Prepare pie crusts. If you are using store-bought, remove crusts from packaging and let thaw for at least 1 hour before using. This will make the dough more moldable when it's time to top the pot pies.
Heat 1 tbsp of coconut oil in a 10" cast iron skillet. Add tofu and sauté for 5 minutes, stirring often, until lightly brown of all sides. Transfer tofu to a plate and set aside.
Heat the remaining oil and add onions to the skillet. Sauté for 5 minutes until translucent and fragrant. Add potatoes, peas, and carrots and sauté for another 3-4 minutes to thaw the peas and carrots.
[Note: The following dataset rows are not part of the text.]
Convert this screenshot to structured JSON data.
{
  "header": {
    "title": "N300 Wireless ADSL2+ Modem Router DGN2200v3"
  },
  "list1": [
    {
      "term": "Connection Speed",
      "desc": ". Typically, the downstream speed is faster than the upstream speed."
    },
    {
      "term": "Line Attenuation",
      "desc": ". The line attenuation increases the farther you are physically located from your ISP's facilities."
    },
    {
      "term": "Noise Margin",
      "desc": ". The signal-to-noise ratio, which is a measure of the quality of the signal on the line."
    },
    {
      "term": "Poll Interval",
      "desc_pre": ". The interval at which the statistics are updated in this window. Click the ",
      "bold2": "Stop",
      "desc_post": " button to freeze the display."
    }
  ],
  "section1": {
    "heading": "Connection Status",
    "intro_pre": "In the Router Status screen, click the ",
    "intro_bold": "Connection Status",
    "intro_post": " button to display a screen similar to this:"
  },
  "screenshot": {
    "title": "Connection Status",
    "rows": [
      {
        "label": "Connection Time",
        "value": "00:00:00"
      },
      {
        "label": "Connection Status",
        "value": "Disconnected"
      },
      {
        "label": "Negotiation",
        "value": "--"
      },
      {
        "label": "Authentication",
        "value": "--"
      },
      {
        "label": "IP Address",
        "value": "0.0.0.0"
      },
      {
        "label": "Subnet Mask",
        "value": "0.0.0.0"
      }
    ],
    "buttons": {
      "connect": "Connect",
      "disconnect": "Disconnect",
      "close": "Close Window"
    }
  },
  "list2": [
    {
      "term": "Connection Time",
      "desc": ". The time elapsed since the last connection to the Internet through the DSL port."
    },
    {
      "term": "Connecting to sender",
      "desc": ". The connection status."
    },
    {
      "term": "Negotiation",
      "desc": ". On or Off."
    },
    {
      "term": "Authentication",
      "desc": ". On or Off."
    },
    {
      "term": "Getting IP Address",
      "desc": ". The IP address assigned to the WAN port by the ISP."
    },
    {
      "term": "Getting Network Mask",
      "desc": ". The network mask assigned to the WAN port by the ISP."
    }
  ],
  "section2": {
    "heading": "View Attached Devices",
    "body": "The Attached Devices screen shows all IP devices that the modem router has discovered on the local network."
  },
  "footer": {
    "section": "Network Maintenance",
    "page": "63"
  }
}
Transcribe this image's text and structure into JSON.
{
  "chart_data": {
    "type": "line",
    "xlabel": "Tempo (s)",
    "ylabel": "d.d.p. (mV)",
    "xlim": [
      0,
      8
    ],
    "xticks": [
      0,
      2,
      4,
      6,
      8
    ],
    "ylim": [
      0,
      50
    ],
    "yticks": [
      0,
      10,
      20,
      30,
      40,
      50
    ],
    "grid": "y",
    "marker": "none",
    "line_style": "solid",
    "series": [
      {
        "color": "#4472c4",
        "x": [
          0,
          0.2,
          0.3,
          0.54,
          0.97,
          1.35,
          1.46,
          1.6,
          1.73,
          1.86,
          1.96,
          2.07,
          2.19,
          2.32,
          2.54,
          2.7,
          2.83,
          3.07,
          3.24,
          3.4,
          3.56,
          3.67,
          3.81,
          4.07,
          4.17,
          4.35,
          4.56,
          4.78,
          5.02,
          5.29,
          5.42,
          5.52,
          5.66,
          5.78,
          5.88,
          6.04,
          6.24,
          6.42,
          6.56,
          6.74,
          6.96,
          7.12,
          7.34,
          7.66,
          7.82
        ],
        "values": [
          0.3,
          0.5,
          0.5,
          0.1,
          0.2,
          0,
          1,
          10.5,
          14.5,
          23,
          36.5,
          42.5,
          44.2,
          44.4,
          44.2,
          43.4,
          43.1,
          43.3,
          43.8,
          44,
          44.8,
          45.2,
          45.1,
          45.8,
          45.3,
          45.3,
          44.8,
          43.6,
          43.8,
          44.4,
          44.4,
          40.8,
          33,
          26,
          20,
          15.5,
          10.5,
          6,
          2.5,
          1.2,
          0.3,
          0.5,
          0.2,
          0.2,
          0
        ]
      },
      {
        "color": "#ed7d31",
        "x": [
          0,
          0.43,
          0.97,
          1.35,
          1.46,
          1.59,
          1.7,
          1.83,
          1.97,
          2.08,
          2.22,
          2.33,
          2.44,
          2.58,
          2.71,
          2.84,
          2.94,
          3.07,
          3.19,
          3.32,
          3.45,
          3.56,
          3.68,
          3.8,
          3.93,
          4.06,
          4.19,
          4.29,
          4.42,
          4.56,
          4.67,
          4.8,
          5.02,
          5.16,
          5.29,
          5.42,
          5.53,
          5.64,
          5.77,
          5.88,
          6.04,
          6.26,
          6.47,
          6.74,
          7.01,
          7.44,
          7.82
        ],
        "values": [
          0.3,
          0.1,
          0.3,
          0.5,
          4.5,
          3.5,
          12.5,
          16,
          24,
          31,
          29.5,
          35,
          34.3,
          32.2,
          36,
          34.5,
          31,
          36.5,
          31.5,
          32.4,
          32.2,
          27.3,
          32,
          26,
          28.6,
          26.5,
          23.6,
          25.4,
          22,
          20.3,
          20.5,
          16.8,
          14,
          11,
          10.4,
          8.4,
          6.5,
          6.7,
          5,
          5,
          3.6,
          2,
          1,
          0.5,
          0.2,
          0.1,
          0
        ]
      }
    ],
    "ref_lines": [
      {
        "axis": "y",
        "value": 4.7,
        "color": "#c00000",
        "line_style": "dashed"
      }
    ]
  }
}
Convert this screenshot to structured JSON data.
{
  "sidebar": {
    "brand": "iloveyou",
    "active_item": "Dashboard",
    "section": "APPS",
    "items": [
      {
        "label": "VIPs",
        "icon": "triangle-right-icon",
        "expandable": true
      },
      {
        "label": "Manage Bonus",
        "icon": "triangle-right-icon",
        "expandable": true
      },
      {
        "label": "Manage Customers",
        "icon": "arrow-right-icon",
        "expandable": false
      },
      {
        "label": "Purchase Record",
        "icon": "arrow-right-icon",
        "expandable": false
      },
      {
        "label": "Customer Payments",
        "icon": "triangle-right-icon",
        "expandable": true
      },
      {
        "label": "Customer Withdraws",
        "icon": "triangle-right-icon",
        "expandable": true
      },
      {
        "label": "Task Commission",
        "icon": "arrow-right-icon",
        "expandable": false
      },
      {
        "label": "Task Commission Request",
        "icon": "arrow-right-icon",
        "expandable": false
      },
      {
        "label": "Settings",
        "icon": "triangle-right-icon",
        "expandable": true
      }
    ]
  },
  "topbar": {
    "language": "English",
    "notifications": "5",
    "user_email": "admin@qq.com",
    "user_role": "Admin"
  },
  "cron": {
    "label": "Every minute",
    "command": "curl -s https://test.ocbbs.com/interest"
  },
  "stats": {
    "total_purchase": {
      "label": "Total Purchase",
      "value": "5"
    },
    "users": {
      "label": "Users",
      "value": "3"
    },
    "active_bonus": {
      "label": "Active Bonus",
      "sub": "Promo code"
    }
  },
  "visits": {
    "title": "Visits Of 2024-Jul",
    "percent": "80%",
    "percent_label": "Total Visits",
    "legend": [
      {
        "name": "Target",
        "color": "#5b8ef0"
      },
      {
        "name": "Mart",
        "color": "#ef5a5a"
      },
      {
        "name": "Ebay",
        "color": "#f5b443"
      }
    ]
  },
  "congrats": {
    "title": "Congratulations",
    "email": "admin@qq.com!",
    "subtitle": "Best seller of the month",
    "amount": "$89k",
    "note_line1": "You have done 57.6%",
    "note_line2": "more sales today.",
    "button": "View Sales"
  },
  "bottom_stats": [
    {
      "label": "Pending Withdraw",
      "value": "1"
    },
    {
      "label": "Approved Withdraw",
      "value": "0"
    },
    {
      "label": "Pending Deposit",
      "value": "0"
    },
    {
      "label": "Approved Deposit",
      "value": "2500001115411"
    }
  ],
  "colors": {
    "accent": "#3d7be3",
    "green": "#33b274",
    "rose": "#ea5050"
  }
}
Stir in flour to lightly coat the vegetables.
Add vegetable broth, milk, spices, and herbs. Bring to a light simmer and simmer for 20-25 minutes, uncovered, until potatoes are tender and sauce is slightly thickened.
Add tofu to the vegetables and stir to combine.
Divide evenly between 6 ramekins (if using). Cut pie crust into 6 even circles slightly bigger than the ramekins and lay on top of each ramekin, pressing down around the edges to seal. Cut 2 (1") slits in the tops of each pot pie and bake 20-25 minutes until lightly browned and liquid is bubbling from the tops.
Remove from oven and let cool 10 minutes before serving.
If using a cast iron skillet, combine the pie dough together and place on top of cooked vegetables and tofu, sealing down the sides. Cut 4 (1") slits on the top and bake until crust is brown and liquid is boiling up through the slits and sides.